Mary twisted her head round and said, — The more things in your life that are unresolved, the more powerful yir anger is, the stronger the potential fir ye to do this sort of harm.

Skinner stopped. — Kibby was a . . . he began, then halted as he had an abominable but opaque awareness. It was stark but somehow not envisionable. He had a sense that somewhere inside of him he knew the answer, but would never be able to dredge it into the realm of conscious thought.

But . . . one time I mind of this guy who always used to watch us play football. Inverleith Park, the Links. He always kept his distance though. One day he said to me, ‘Good game there, son.’ He was . . .


I’m worried for you, she warned, — worried that you’ll come to harm. Then her hand reached out and grabbed Skinner’s wrist.

Skinner’s heart flew to his mouth, shocked as he was at the sudden movement and the speed of the old woman’s reflexes and the strength of her grip. Nonetheless, he composed himself and twisted his arm away, breaking her grasp. — Worry about the other boy, that’s the one you should be concerned for, he scoffed.

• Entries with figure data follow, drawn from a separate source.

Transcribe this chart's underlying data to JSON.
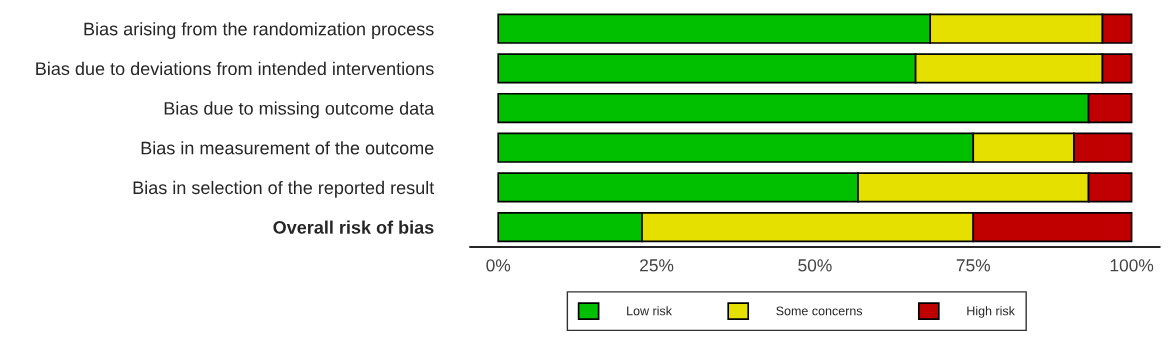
{
  "chart_data": {
    "type": "bar",
    "orientation": "horizontal",
    "stacked": true,
    "categories": [
      "Bias arising from the randomization process",
      "Bias due to deviations from intended interventions",
      "Bias due to missing outcome data",
      "Bias in measurement of the outcome",
      "Bias in selection of the reported result",
      "Overall risk of bias"
    ],
    "series": [
      {
        "name": "Low risk",
        "color": "#00c000",
        "values": [
          68.2,
          65.9,
          93.2,
          75.0,
          56.8,
          22.7
        ]
      },
      {
        "name": "Some concerns",
        "color": "#e5e000",
        "values": [
          27.2,
          29.5,
          null,
          15.9,
          36.4,
          52.3
        ]
      },
      {
        "name": "High risk",
        "color": "#c00000",
        "values": [
          4.6,
          4.6,
          6.8,
          9.1,
          6.8,
          25.0
        ]
      }
    ],
    "xlim": [
      -4.4,
      104.4
    ],
    "xticks": [
      {
        "value": 0,
        "label": "0%"
      },
      {
        "value": 25,
        "label": "25%"
      },
      {
        "value": 50,
        "label": "50%"
      },
      {
        "value": 75,
        "label": "75%"
      },
      {
        "value": 100,
        "label": "100%"
      }
    ],
    "legend": "bottom",
    "grid": false
  }
}
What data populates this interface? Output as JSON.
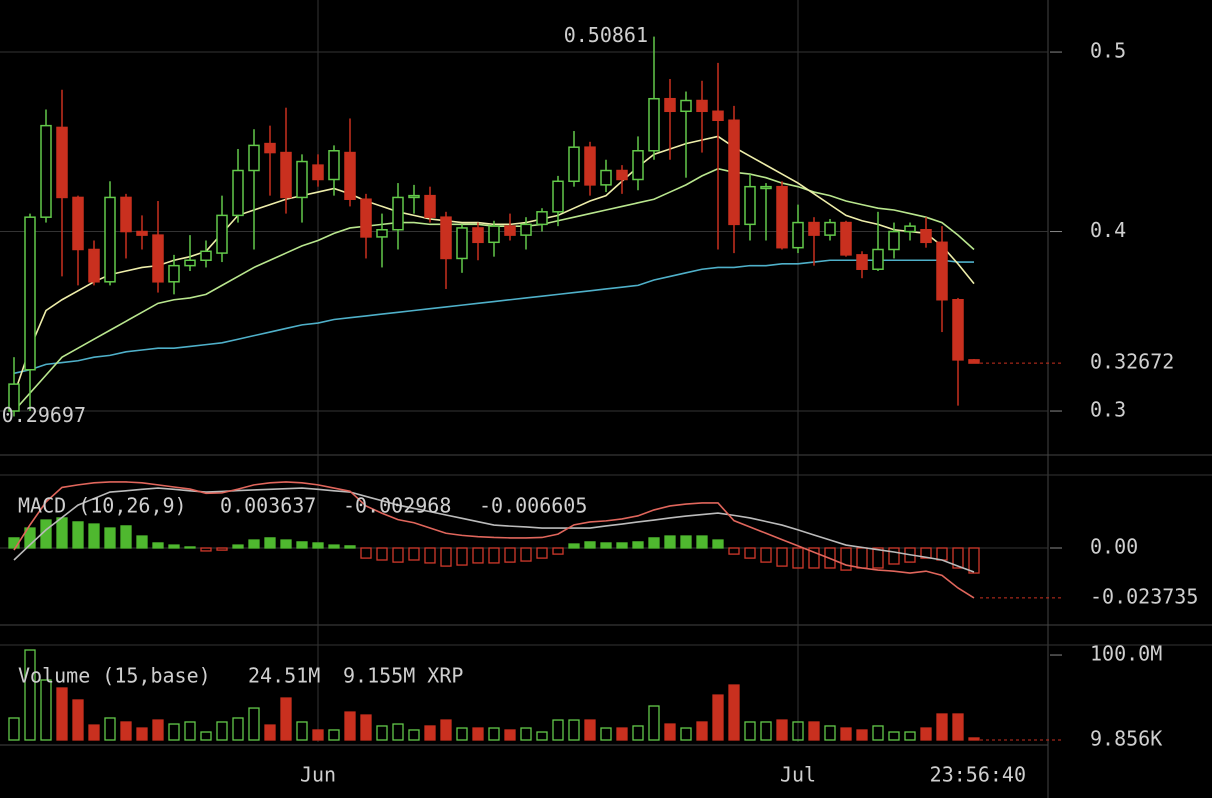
{
  "chart_data": [
    {
      "type": "candlestick",
      "categories": [
        null,
        null,
        null,
        null,
        null,
        null,
        null,
        null,
        null,
        null,
        null,
        null,
        null,
        null,
        null,
        null,
        null,
        null,
        null,
        "Jun",
        null,
        null,
        null,
        null,
        null,
        null,
        null,
        null,
        null,
        null,
        null,
        null,
        null,
        null,
        null,
        null,
        null,
        null,
        null,
        null,
        null,
        null,
        null,
        null,
        null,
        null,
        null,
        null,
        null,
        "Jul",
        null,
        null,
        null,
        null,
        null,
        null,
        null,
        null,
        null,
        null,
        null
      ],
      "open": [
        0.3,
        0.323,
        0.408,
        0.458,
        0.419,
        0.39,
        0.372,
        0.419,
        0.4,
        0.398,
        0.372,
        0.381,
        0.384,
        0.388,
        0.409,
        0.434,
        0.449,
        0.444,
        0.419,
        0.437,
        0.429,
        0.444,
        0.418,
        0.397,
        0.401,
        0.419,
        0.42,
        0.408,
        0.385,
        0.402,
        0.394,
        0.403,
        0.398,
        0.404,
        0.411,
        0.428,
        0.447,
        0.426,
        0.434,
        0.429,
        0.445,
        0.474,
        0.467,
        0.473,
        0.467,
        0.462,
        0.404,
        0.424,
        0.425,
        0.391,
        0.405,
        0.398,
        0.405,
        0.387,
        0.379,
        0.39,
        0.4,
        0.401,
        0.394,
        0.362,
        0.3285
      ],
      "high": [
        0.33,
        0.41,
        0.468,
        0.479,
        0.42,
        0.395,
        0.428,
        0.421,
        0.409,
        0.417,
        0.387,
        0.398,
        0.395,
        0.42,
        0.446,
        0.457,
        0.459,
        0.469,
        0.443,
        0.443,
        0.448,
        0.463,
        0.421,
        0.41,
        0.427,
        0.426,
        0.425,
        0.411,
        0.404,
        0.405,
        0.406,
        0.41,
        0.408,
        0.413,
        0.431,
        0.456,
        0.45,
        0.44,
        0.437,
        0.453,
        0.50861,
        0.485,
        0.478,
        0.484,
        0.494,
        0.47,
        0.432,
        0.427,
        0.428,
        0.415,
        0.408,
        0.407,
        0.406,
        0.389,
        0.411,
        0.405,
        0.405,
        0.408,
        0.403,
        0.363,
        0.329
      ],
      "low": [
        0.29697,
        0.3,
        0.405,
        0.375,
        0.37,
        0.37,
        0.37,
        0.385,
        0.39,
        0.366,
        0.365,
        0.378,
        0.38,
        0.383,
        0.405,
        0.39,
        0.42,
        0.41,
        0.405,
        0.425,
        0.42,
        0.414,
        0.385,
        0.38,
        0.39,
        0.41,
        0.405,
        0.368,
        0.377,
        0.384,
        0.386,
        0.395,
        0.39,
        0.4,
        0.403,
        0.425,
        0.42,
        0.422,
        0.421,
        0.423,
        0.44,
        0.44,
        0.43,
        0.444,
        0.39,
        0.388,
        0.395,
        0.395,
        0.39,
        0.388,
        0.381,
        0.395,
        0.386,
        0.374,
        0.378,
        0.385,
        0.395,
        0.391,
        0.344,
        0.303,
        0.3265
      ],
      "close": [
        0.315,
        0.408,
        0.459,
        0.419,
        0.39,
        0.372,
        0.419,
        0.4,
        0.398,
        0.372,
        0.381,
        0.384,
        0.389,
        0.409,
        0.434,
        0.448,
        0.444,
        0.419,
        0.439,
        0.429,
        0.445,
        0.418,
        0.397,
        0.401,
        0.419,
        0.42,
        0.408,
        0.385,
        0.402,
        0.394,
        0.403,
        0.398,
        0.404,
        0.411,
        0.428,
        0.447,
        0.426,
        0.434,
        0.429,
        0.445,
        0.474,
        0.467,
        0.473,
        0.467,
        0.462,
        0.404,
        0.425,
        0.425,
        0.391,
        0.405,
        0.398,
        0.405,
        0.387,
        0.379,
        0.39,
        0.4,
        0.403,
        0.394,
        0.362,
        0.3285,
        0.32672
      ],
      "up_color": "#63c94a",
      "down_color": "#c9301f",
      "series": [
        {
          "color": "#4fb0c9",
          "values": [
            0.321,
            0.323,
            0.326,
            0.327,
            0.328,
            0.33,
            0.331,
            0.333,
            0.334,
            0.335,
            0.335,
            0.336,
            0.337,
            0.338,
            0.34,
            0.342,
            0.344,
            0.346,
            0.348,
            0.349,
            0.351,
            0.352,
            0.353,
            0.354,
            0.355,
            0.356,
            0.357,
            0.358,
            0.359,
            0.36,
            0.361,
            0.362,
            0.363,
            0.364,
            0.365,
            0.366,
            0.367,
            0.368,
            0.369,
            0.37,
            0.373,
            0.375,
            0.377,
            0.379,
            0.38,
            0.38,
            0.381,
            0.381,
            0.382,
            0.382,
            0.383,
            0.384,
            0.384,
            0.384,
            0.384,
            0.384,
            0.384,
            0.384,
            0.384,
            0.383,
            0.383
          ]
        },
        {
          "color": "#b9e68e",
          "values": [
            0.3,
            0.31,
            0.32,
            0.33,
            0.335,
            0.34,
            0.345,
            0.35,
            0.355,
            0.36,
            0.362,
            0.363,
            0.365,
            0.37,
            0.375,
            0.38,
            0.384,
            0.388,
            0.392,
            0.395,
            0.399,
            0.402,
            0.403,
            0.404,
            0.405,
            0.405,
            0.404,
            0.404,
            0.404,
            0.404,
            0.403,
            0.403,
            0.403,
            0.404,
            0.406,
            0.408,
            0.41,
            0.412,
            0.414,
            0.416,
            0.418,
            0.422,
            0.426,
            0.431,
            0.435,
            0.433,
            0.432,
            0.43,
            0.427,
            0.425,
            0.422,
            0.42,
            0.417,
            0.415,
            0.413,
            0.412,
            0.41,
            0.408,
            0.405,
            0.398,
            0.39
          ]
        },
        {
          "color": "#eeeeaa",
          "values": [
            0.309,
            0.335,
            0.356,
            0.362,
            0.367,
            0.372,
            0.376,
            0.378,
            0.38,
            0.381,
            0.384,
            0.386,
            0.389,
            0.399,
            0.409,
            0.412,
            0.415,
            0.418,
            0.42,
            0.422,
            0.424,
            0.421,
            0.417,
            0.414,
            0.411,
            0.409,
            0.407,
            0.406,
            0.405,
            0.405,
            0.404,
            0.404,
            0.405,
            0.407,
            0.409,
            0.413,
            0.417,
            0.42,
            0.428,
            0.436,
            0.443,
            0.446,
            0.449,
            0.451,
            0.453,
            0.447,
            0.442,
            0.437,
            0.432,
            0.427,
            0.421,
            0.415,
            0.409,
            0.406,
            0.404,
            0.401,
            0.4,
            0.399,
            0.392,
            0.382,
            0.371
          ]
        }
      ],
      "ylim": [
        0.2755,
        0.529
      ],
      "yticks": [
        0.3,
        0.4,
        0.5
      ],
      "grid": true,
      "max_label": 0.50861,
      "min_label": 0.29697,
      "last_value": 0.32672,
      "cursor_time": "23:56:40"
    },
    {
      "type": "macd",
      "title": "MACD (10,26,9)",
      "readouts": [
        {
          "value": 0.003637,
          "color": "#6ccf4a"
        },
        {
          "value": -0.002968,
          "color": "#e0665c"
        },
        {
          "value": -0.006605,
          "color": "#cccccc"
        }
      ],
      "values": [
        0.0048,
        0.0095,
        0.0133,
        0.0143,
        0.0124,
        0.0114,
        0.0095,
        0.0105,
        0.0057,
        0.0024,
        0.0014,
        0.0005,
        -0.0014,
        -0.001,
        0.0014,
        0.0038,
        0.0048,
        0.0038,
        0.0029,
        0.0024,
        0.0014,
        0.001,
        -0.0048,
        -0.0057,
        -0.0067,
        -0.0057,
        -0.0071,
        -0.0086,
        -0.0081,
        -0.0071,
        -0.0071,
        -0.0067,
        -0.0062,
        -0.0048,
        -0.0029,
        0.0019,
        0.0029,
        0.0024,
        0.0024,
        0.0029,
        0.0048,
        0.0057,
        0.0057,
        0.0057,
        0.0038,
        -0.0029,
        -0.0048,
        -0.0067,
        -0.0086,
        -0.0095,
        -0.0095,
        -0.0095,
        -0.0105,
        -0.0095,
        -0.0095,
        -0.0076,
        -0.0067,
        -0.0048,
        -0.0057,
        -0.0095,
        -0.0119
      ],
      "up_color": "#4fb82f",
      "down_color": "#d0392b",
      "series": [
        {
          "color": "#bbbbbb",
          "values": [
            -0.0057,
            0.0015,
            0.0086,
            0.0145,
            0.0204,
            0.0235,
            0.0266,
            0.0272,
            0.0279,
            0.0285,
            0.0279,
            0.0272,
            0.0266,
            0.0269,
            0.0273,
            0.0276,
            0.0279,
            0.0282,
            0.0285,
            0.0279,
            0.0272,
            0.0266,
            0.0245,
            0.0225,
            0.0204,
            0.0188,
            0.0173,
            0.0157,
            0.0141,
            0.0125,
            0.0109,
            0.0104,
            0.01,
            0.0095,
            0.0095,
            0.0095,
            0.0095,
            0.0105,
            0.0114,
            0.0124,
            0.0133,
            0.0143,
            0.0152,
            0.0159,
            0.0166,
            0.0155,
            0.0143,
            0.0126,
            0.0109,
            0.0086,
            0.0062,
            0.0038,
            0.0014,
            0.0003,
            -0.0008,
            -0.0019,
            -0.0032,
            -0.0044,
            -0.0057,
            -0.0086,
            -0.0114
          ]
        },
        {
          "color": "#e0665c",
          "values": [
            -0.001,
            0.011,
            0.0219,
            0.0288,
            0.03,
            0.031,
            0.0314,
            0.0314,
            0.031,
            0.03,
            0.029,
            0.028,
            0.026,
            0.0262,
            0.028,
            0.03,
            0.031,
            0.0314,
            0.031,
            0.03,
            0.0285,
            0.027,
            0.02,
            0.0165,
            0.0135,
            0.012,
            0.0095,
            0.007,
            0.006,
            0.0054,
            0.005,
            0.0048,
            0.0048,
            0.005,
            0.0066,
            0.011,
            0.0124,
            0.0129,
            0.0138,
            0.0153,
            0.0181,
            0.02,
            0.0209,
            0.0214,
            0.0214,
            0.013,
            0.01,
            0.007,
            0.004,
            0.001,
            -0.002,
            -0.005,
            -0.0081,
            -0.0095,
            -0.0105,
            -0.011,
            -0.0119,
            -0.011,
            -0.013,
            -0.019,
            -0.023735
          ]
        }
      ],
      "ylim": [
        -0.0366,
        0.0347
      ],
      "yticks": [
        {
          "value": 0,
          "label": "0.00"
        }
      ],
      "grid": true,
      "last_value": -0.023735
    },
    {
      "type": "volume",
      "title": "Volume (15,base)",
      "readouts": [
        {
          "value": "24.51M",
          "color": "#d9433a"
        },
        {
          "value": "9.155M XRP",
          "color": "#cccccc"
        }
      ],
      "values": [
        25.9,
        105.9,
        70.6,
        61.2,
        47.1,
        17.6,
        25.9,
        21.2,
        14.1,
        23.5,
        18.8,
        21.2,
        9.4,
        21.2,
        25.9,
        37.6,
        17.6,
        49.4,
        21.2,
        11.8,
        11.8,
        32.9,
        29.4,
        16.5,
        18.8,
        11.8,
        16.5,
        23.5,
        14.1,
        14.1,
        14.1,
        11.8,
        14.1,
        9.4,
        23.5,
        23.5,
        23.5,
        14.1,
        14.1,
        16.5,
        40,
        18.8,
        14.1,
        21.2,
        52.9,
        64.7,
        21.2,
        21.2,
        23.5,
        21.2,
        21.2,
        16.5,
        14.1,
        11.8,
        16.5,
        9.4,
        9.4,
        14.1,
        30.6,
        30.6,
        2.4
      ],
      "ylim": [
        0,
        111.8
      ],
      "yticks": [
        {
          "value": 100,
          "label": "100.0M"
        }
      ],
      "last_value": {
        "value": 0.009856,
        "label": "9.856K"
      }
    }
  ]
}
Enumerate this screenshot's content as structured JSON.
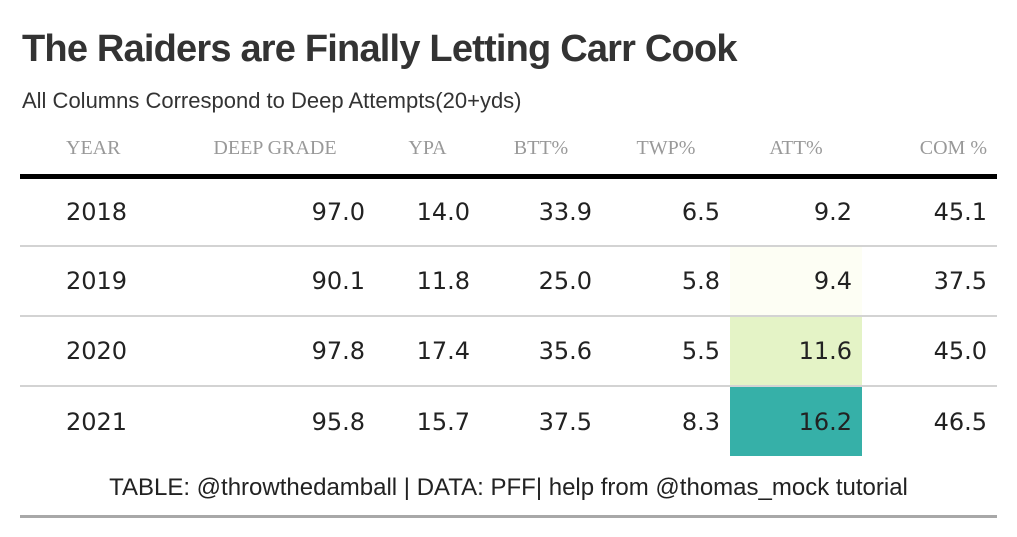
{
  "title": "The Raiders are Finally Letting Carr Cook",
  "subtitle": "All Columns Correspond to Deep Attempts(20+yds)",
  "source": "TABLE: @throwthedamball | DATA: PFF| help from @thomas_mock tutorial",
  "chart_data": {
    "type": "table",
    "columns": [
      "YEAR",
      "DEEP GRADE",
      "YPA",
      "BTT%",
      "TWP%",
      "ATT%",
      "COM %"
    ],
    "rows": [
      [
        "2018",
        "97.0",
        "14.0",
        "33.9",
        "6.5",
        "9.2",
        "45.1"
      ],
      [
        "2019",
        "90.1",
        "11.8",
        "25.0",
        "5.8",
        "9.4",
        "37.5"
      ],
      [
        "2020",
        "97.8",
        "17.4",
        "35.6",
        "5.5",
        "11.6",
        "45.0"
      ],
      [
        "2021",
        "95.8",
        "15.7",
        "37.5",
        "8.3",
        "16.2",
        "46.5"
      ]
    ],
    "highlight_column": "ATT%",
    "highlight_colors": [
      "#ffffff",
      "#fdfef4",
      "#e4f3c6",
      "#36b0a8"
    ]
  }
}
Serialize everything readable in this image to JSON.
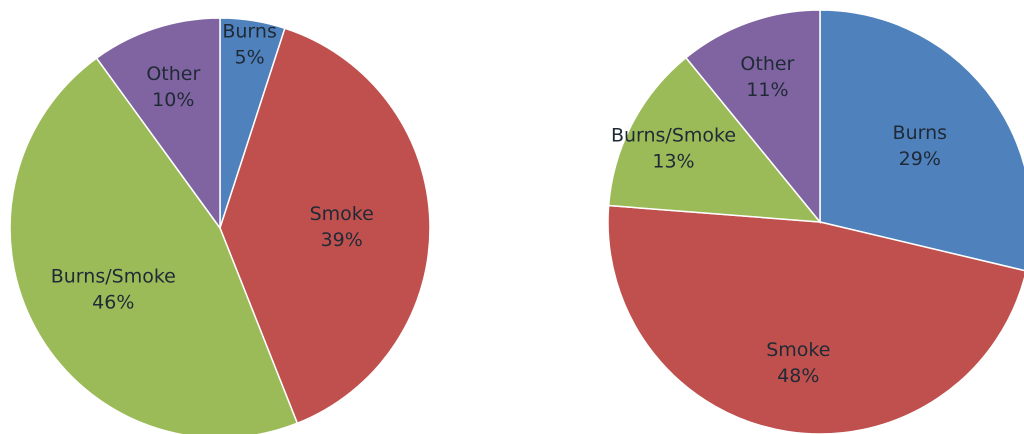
{
  "chart_data": [
    {
      "type": "pie",
      "title": "",
      "slices": [
        {
          "label": "Burns",
          "value": 5,
          "value_label": "5%",
          "color": "#4F81BD"
        },
        {
          "label": "Smoke",
          "value": 39,
          "value_label": "39%",
          "color": "#C0504D"
        },
        {
          "label": "Burns/Smoke",
          "value": 46,
          "value_label": "46%",
          "color": "#9BBB59"
        },
        {
          "label": "Other",
          "value": 10,
          "value_label": "10%",
          "color": "#8064A2"
        }
      ]
    },
    {
      "type": "pie",
      "title": "",
      "slices": [
        {
          "label": "Burns",
          "value": 29,
          "value_label": "29%",
          "color": "#4F81BD"
        },
        {
          "label": "Smoke",
          "value": 48,
          "value_label": "48%",
          "color": "#C0504D"
        },
        {
          "label": "Burns/Smoke",
          "value": 13,
          "value_label": "13%",
          "color": "#9BBB59"
        },
        {
          "label": "Other",
          "value": 11,
          "value_label": "11%",
          "color": "#8064A2"
        }
      ]
    }
  ]
}
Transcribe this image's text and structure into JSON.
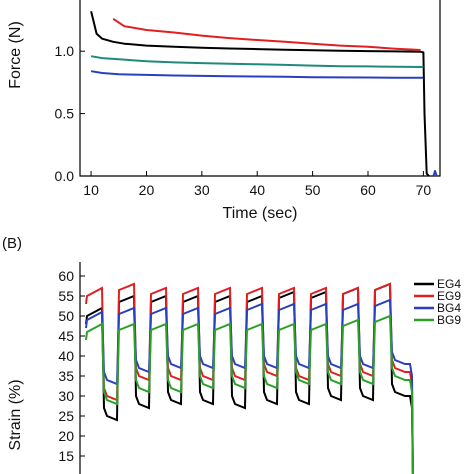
{
  "chart_data": [
    {
      "type": "line",
      "panel_label": "",
      "xlabel": "Time (sec)",
      "ylabel": "Force (N)",
      "xlim": [
        8,
        73
      ],
      "ylim": [
        0.0,
        1.25
      ],
      "x_ticks": [
        "10",
        "20",
        "30",
        "40",
        "50",
        "60",
        "70"
      ],
      "y_ticks": [
        "0.0",
        "0.5",
        "1.0"
      ],
      "grid": false,
      "series": [
        {
          "color": "#000000",
          "x": [
            10,
            11,
            12,
            14,
            16,
            20,
            25,
            30,
            35,
            40,
            45,
            50,
            55,
            60,
            65,
            69.5,
            70,
            70.2,
            70.6,
            71
          ],
          "y": [
            1.32,
            1.14,
            1.1,
            1.075,
            1.06,
            1.045,
            1.035,
            1.028,
            1.022,
            1.017,
            1.012,
            1.008,
            1.004,
            1.001,
            0.998,
            0.995,
            0.99,
            0.5,
            0.02,
            0.0
          ]
        },
        {
          "color": "#e02020",
          "x": [
            14,
            16,
            20,
            25,
            30,
            35,
            40,
            45,
            50,
            55,
            60,
            65,
            69.5
          ],
          "y": [
            1.26,
            1.2,
            1.17,
            1.15,
            1.125,
            1.105,
            1.09,
            1.075,
            1.06,
            1.045,
            1.035,
            1.02,
            1.01
          ]
        },
        {
          "color": "#1f8a7a",
          "x": [
            10,
            12,
            15,
            20,
            25,
            30,
            35,
            40,
            45,
            50,
            55,
            60,
            65,
            70
          ],
          "y": [
            0.96,
            0.945,
            0.935,
            0.92,
            0.91,
            0.905,
            0.9,
            0.895,
            0.89,
            0.885,
            0.88,
            0.878,
            0.875,
            0.873
          ]
        },
        {
          "color": "#2a3fbf",
          "x": [
            10,
            12,
            15,
            20,
            25,
            30,
            35,
            40,
            45,
            50,
            55,
            60,
            65,
            70
          ],
          "y": [
            0.84,
            0.825,
            0.815,
            0.81,
            0.805,
            0.802,
            0.8,
            0.797,
            0.795,
            0.792,
            0.79,
            0.789,
            0.788,
            0.787
          ]
        },
        {
          "color": "#2a3fbf",
          "x": [
            71.8,
            72.1,
            72.4
          ],
          "y": [
            0.0,
            0.04,
            0.0
          ]
        }
      ]
    },
    {
      "type": "line",
      "panel_label": "(B)",
      "xlabel": "",
      "ylabel": "Strain (%)",
      "ylim": [
        13,
        61
      ],
      "y_ticks": [
        "15",
        "20",
        "25",
        "30",
        "35",
        "40",
        "45",
        "50",
        "55",
        "60"
      ],
      "grid": false,
      "legend_position": "right",
      "cycles": 10,
      "series": [
        {
          "name": "EG4",
          "color": "#000000",
          "high": [
            52,
            55,
            55,
            55,
            55,
            55,
            56,
            56,
            57,
            58
          ],
          "low": [
            24,
            27,
            28,
            28,
            27,
            28,
            28,
            29,
            29,
            30
          ]
        },
        {
          "name": "EG9",
          "color": "#e02020",
          "high": [
            57,
            58,
            57,
            57,
            57,
            57,
            57,
            57,
            57,
            58
          ],
          "low": [
            29,
            34,
            34,
            34,
            34,
            35,
            34,
            35,
            35,
            36
          ]
        },
        {
          "name": "BG4",
          "color": "#2a3fbf",
          "high": [
            51,
            52,
            52,
            52,
            52,
            53,
            53,
            53,
            53,
            54
          ],
          "low": [
            33,
            36,
            37,
            37,
            37,
            37,
            37,
            37,
            37,
            38
          ]
        },
        {
          "name": "BG9",
          "color": "#2aa02a",
          "high": [
            48,
            48,
            48,
            48,
            48,
            48,
            48,
            48,
            49,
            50
          ],
          "low": [
            28,
            31,
            31,
            32,
            32,
            32,
            33,
            33,
            33,
            34
          ]
        }
      ]
    }
  ]
}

— I fear for ye, she told him.

Skinner again scorned her, but as he departed he could not conceal his apprehension. Maybe he would go for that drink he needed.

41
Train Wreck

THE WHISKY HELPED
. It had given him the power and determination to embark on the arduous task of hauling his heavy, battered frame up the stepladder. The wasted muscles in his arms and legs burned like hot coals as the aluminium steps creaked, popped and groaned under his weight. A fuzzy rasp trawled through his lungs, which toiled to push in enough oxygen to feed his exertions as his pulse accelerated. At one stage he was so giddy he thought that he was going to slip off the ladder and crash to the floor. Then, with one last exhaustive heave, he stepped, trembling, into his old attic. It felt like breaking through a suffocating membrane into another world as his head spun with the drink and the effort of the climb. He gasped, struggling to regain his wind and senses as he tugged on the cord light switch. The neon strip lights flickered into action confronting him with the model railway and town.